Numerical bases aren’t really the right way to think about pitch. Assigning pitches to counting numbers implies that they are increasing linearly in some fundamental measure (they’re not) and makes it clunky or impossible to talk about the cyclicality of the pitches and their ratios. All of this comes from the fact that sound is produced by waves, and the math of waves has lots of cycles and ratios.

This means, assuming we’re sticking to some standard western scale rather than a chromatic scale or some non-western pitch system, we “count” the notes: 1 2 3 4 5 6 7 1 2 3 4 5 6 7… etc. We *could* start counting at 0, but who realistically ever starts counting at 0? The first note is… the first note. This counting system gives us an easy way to refer to the relationship between the first note and any subsequent note. Playing the first and third note is “a third”. Playing the first and fifth note is “a fifth” and so on.

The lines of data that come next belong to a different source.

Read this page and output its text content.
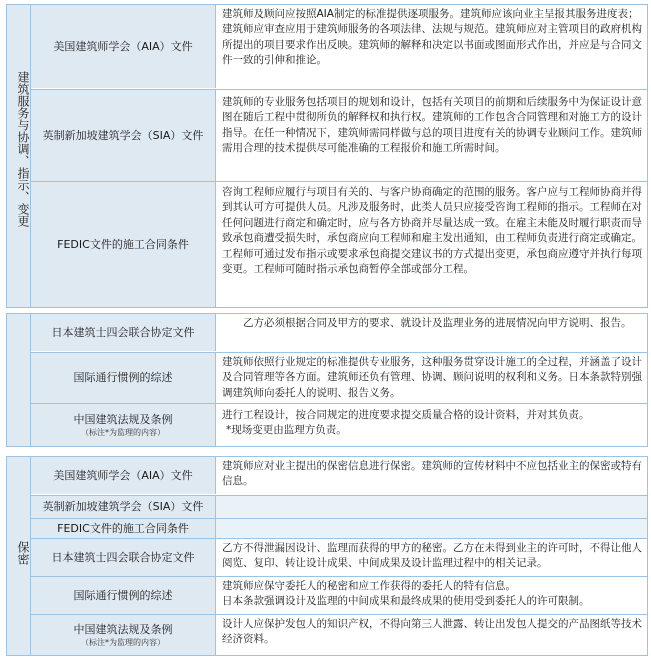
建筑服务与协调、指示、变更
美国建筑师学会（AIA）文件

建筑师及顾问应按照AIA制定的标准提供逐项服务。建筑师应该向业主呈报其服务进度表；建筑师应审查应用于建筑师服务的各项法律、法规与规范。建筑师应对主管项目的政府机构所提出的项目要求作出反映。建筑师的解释和决定以书面或图面形式作出，并应是与合同文件一致的引伸和推论。

英制新加坡建筑学会（SIA）文件

建筑师的专业服务包括项目的规划和设计，包括有关项目的前期和后续服务中为保证设计意图在随后工程中贯彻所负的解释权和执行权。建筑师的工作包含合同管理和对施工方的设计指导。在任一种情况下，建筑师需同样做与总的项目进度有关的协调专业顾问工作。建筑师需用合理的技术提供尽可能准确的工程报价和施工所需时间。

FEDIC文件的施工合同条件

咨询工程师应履行与项目有关的、与客户协商确定的范围的服务。客户应与工程师协商并得到其认可方可提供人员。凡涉及服务时，此类人员只应接受咨询工程师的指示。工程师在对任何问题进行商定和确定时，应与各方协商并尽量达成一致。在雇主未能及时履行职责而导致承包商遭受损失时，承包商应向工程师和雇主发出通知，由工程师负责进行商定或确定。工程师可通过发布指示或要求承包商提交建议书的方式提出变更，承包商应遵守并执行每项变更。工程师可随时指示承包商暂停全部或部分工程。

日本建筑士四会联合协定文件

乙方必须根据合同及甲方的要求、就设计及监理业务的进展情况向甲方说明、报告。

国际通行惯例的综述

建筑师依照行业规定的标准提供专业服务，这种服务贯穿设计施工的全过程，并涵盖了设计及合同管理等各方面。建筑师还负有管理、协调、顾问说明的权利和义务。日本条款特别强调建筑师向委托人的说明、报告义务。

中国建筑法规及条例
（标注*为监理的内容）

进行工程设计，按合同规定的进度要求提交质量合格的设计资料，并对其负责。

*现场变更由监理方负责。

保密
美国建筑师学会（AIA）文件

建筑师应对业主提出的保密信息进行保密。建筑师的宣传材料中不应包括业主的保密或特有信息。

英制新加坡建筑学会（SIA）文件
FEDIC文件的施工合同条件
日本建筑士四会联合协定文件

乙方不得泄漏因设计、监理而获得的甲方的秘密。乙方在未得到业主的许可时，不得让他人阅览、复印、转让设计成果、中间成果及设计监理过程中的相关记录。

国际通行惯例的综述

建筑师应保守委托人的秘密和应工作获得的委托人的特有信息。

日本条款强调设计及监理的中间成果和最终成果的使用受到委托人的许可限制。

中国建筑法规及条例
（标注*为监理的内容）

设计人应保护发包人的知识产权，不得向第三人泄露、转让出发包人提交的产品图纸等技术经济资料。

Logically, this means that playing the first note along with the eighth note (which is just the first note again) could be called “an eighth,” but we use a fancy latinized term for “eighth” instead: octave. So there’s a good reason to use something related to “eight” but not necessarily a great reason to use that particular term – Enlightenment-era Europeans just love them some Latin. It has actually worked out nicely for American musicians, who refer to a half-beat rhythmic unit as an “eighth note”. It would be quite confusing if “eighth” referred to both a common tonal idea and a common rhythmic idea.